Já revelei o meu a apreço pelo chamados “walking simulators” por demasiadas vezes, portanto vou-me refrear em fazê-lo de novo neste texto e tentar ser breve.

Há alguns anos comprei um bundle para a PS3 por causa do Journey que vinha incluído um jogo chamado The Unfinished Swan que, acertaram, nunca cheguei a jogar. Qual a sua relevância então? Pois bem, a mesma equipa de The Unfinished Swan lançou o seu 2º jogo intitulado de What Remains of Edith Finch. E o que é What Remains of Edith Finch perguntam vocês? Um suculento walking simulator que despertou a atenção da critica no inicio do ano e, claro, a minha também.

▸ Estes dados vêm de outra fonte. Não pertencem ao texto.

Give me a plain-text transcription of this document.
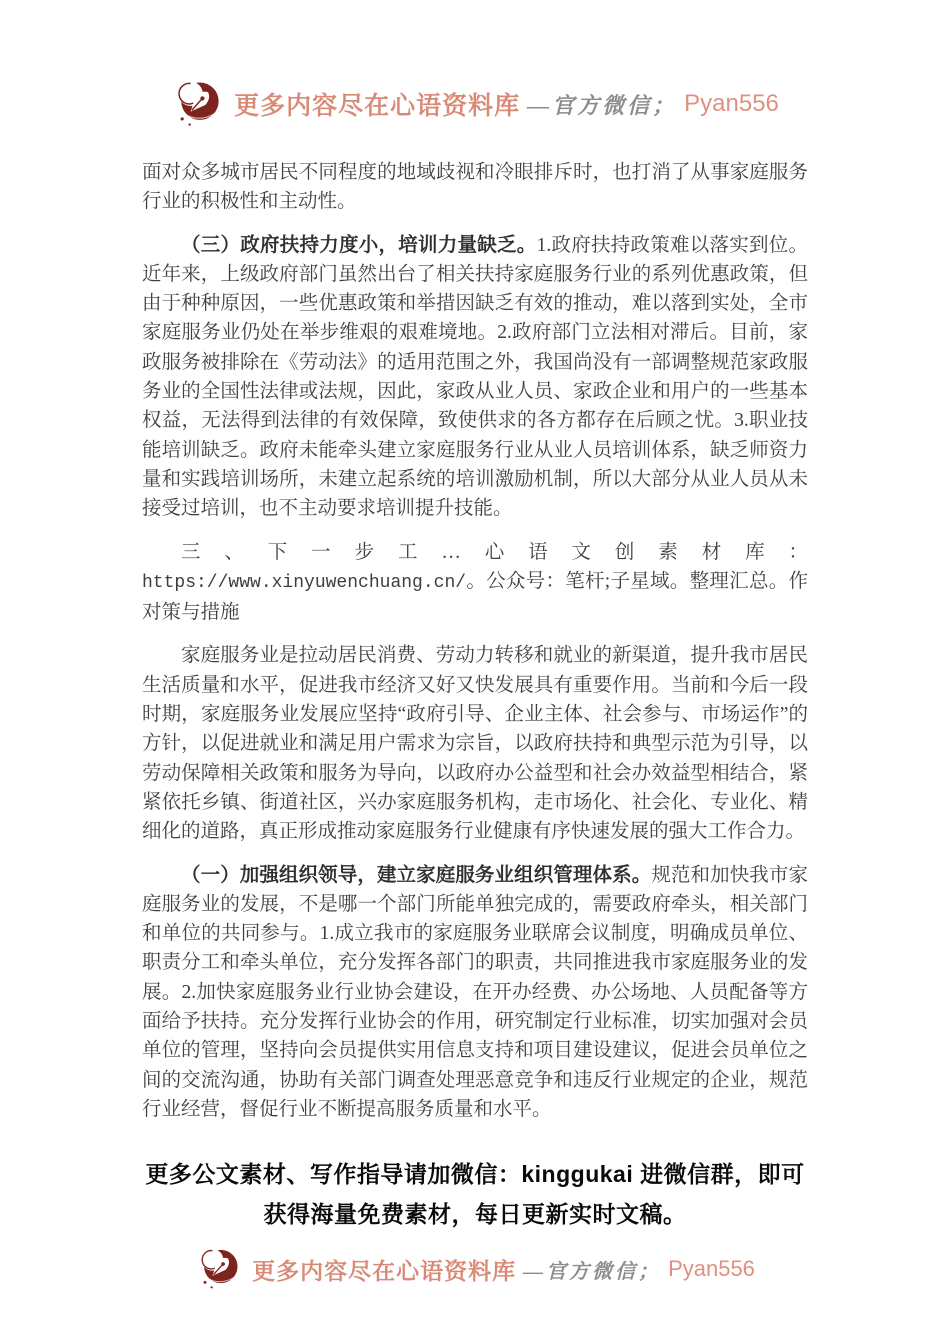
更多内容尽在心语资料库 —官方微信； Pyan556

面对众多城市居民不同程度的地域歧视和冷眼排斥时，也打消了从事家庭服务行业的积极性和主动性。

（三）政府扶持力度小，培训力量缺乏。1.政府扶持政策难以落实到位。近年来，上级政府部门虽然出台了相关扶持家庭服务行业的系列优惠政策，但由于种种原因，一些优惠政策和举措因缺乏有效的推动，难以落到实处，全市家庭服务业仍处在举步维艰的艰难境地。2.政府部门立法相对滞后。目前，家政服务被排除在《劳动法》的适用范围之外，我国尚没有一部调整规范家政服务业的全国性法律或法规，因此，家政从业人员、家政企业和用户的一些基本权益，无法得到法律的有效保障，致使供求的各方都存在后顾之忧。3.职业技能培训缺乏。政府未能牵头建立家庭服务行业从业人员培训体系，缺乏师资力量和实践培训场所，未建立起系统的培训激励机制，所以大部分从业人员从未接受过培训，也不主动要求培训提升技能。

三、下一步工…心语文创素材库：https://www.xinyuwenchuang.cn/。公众号：笔杆;子星域。整理汇总。作对策与措施

家庭服务业是拉动居民消费、劳动力转移和就业的新渠道，提升我市居民生活质量和水平，促进我市经济又好又快发展具有重要作用。当前和今后一段时期，家庭服务业发展应坚持“政府引导、企业主体、社会参与、市场运作”的方针，以促进就业和满足用户需求为宗旨，以政府扶持和典型示范为引导，以劳动保障相关政策和服务为导向，以政府办公益型和社会办效益型相结合，紧紧依托乡镇、街道社区，兴办家庭服务机构，走市场化、社会化、专业化、精细化的道路，真正形成推动家庭服务行业健康有序快速发展的强大工作合力。

（一）加强组织领导，建立家庭服务业组织管理体系。规范和加快我市家庭服务业的发展，不是哪一个部门所能单独完成的，需要政府牵头，相关部门和单位的共同参与。1.成立我市的家庭服务业联席会议制度，明确成员单位、职责分工和牵头单位，充分发挥各部门的职责，共同推进我市家庭服务业的发展。2.加快家庭服务业行业协会建设，在开办经费、办公场地、人员配备等方面给予扶持。充分发挥行业协会的作用，研究制定行业标准，切实加强对会员单位的管理，坚持向会员提供实用信息支持和项目建设建议，促进会员单位之间的交流沟通，协助有关部门调查处理恶意竞争和违反行业规定的企业，规范行业经营，督促行业不断提高服务质量和水平。

更多公文素材、写作指导请加微信：kinggukai 进微信群，即可
获得海量免费素材，每日更新实时文稿。
更多内容尽在心语资料库 —官方微信； Pyan556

What Remains of Edith Finch centra-se na história da família Finch que, diz-se, está amaldiçoada e todos os seus elementos morrem duma forma trágica e insólita. Todos, excepto apenas um filho por geração, quase que troçado pelo destino em manter a família viva por mais uma geração. O grande ponto de interesse do jogo é a casa onde os elementos da família viveram ao longo das gerações e cuja forma pouco natural reflecte a própria tragédia familiar, já que, a cada morte, o quarto desse elemento era selado e novas divisões iam sendo construídas e acrescentadas à casa, como que se duma árvore se tratasse.

O jogador é Edith Finch, a ultima descendente da família que decide enfrentar as memórias dos Finch explorando a referida casa. Cada quarto é uma janela viva para cada um dos elementos da família, mas também para a própria historia dos Finch. É fantástico explorar e montar, como que se um puzzle se tratasse, as pequenas histórias e formar toda uma narrativa geral dos Finch.

Em termos de gameplay, é que se pode esperar dum jogo destes, ou seja, pouco para além da exploração. No entanto, há algumas sequências, centradas em flashbacks de cada um dos elementos, que são muito originais e criativos o que acaba por eleva-lo um pouco de outros pesos pesados do género como Gone Home ou The Vanishing of Ethan Carter. A sequência centrada no irmão de Edith, Lewis é particularmente memorável e uma das melhores sequência do ano.

Pode não ser pioneiro ou tão relevante e importante como Dear Esther (que criou todo um sub-género) ou Virginia (que procura inovar esse mesmo sub-género) mas acho que é o meu walking simulator favorito depois de Dear Esther. Para fãs do género, como eu, What Remains of Edith Finch é obrigatório, quem não gosta, então não vos vai fazer mudar de opinião.

Positivo:
+ Lindíssimos visuais.
+ Atmosfera.
+ Historia.

Negativo:
– O final um pouco abrupto demais, talvez.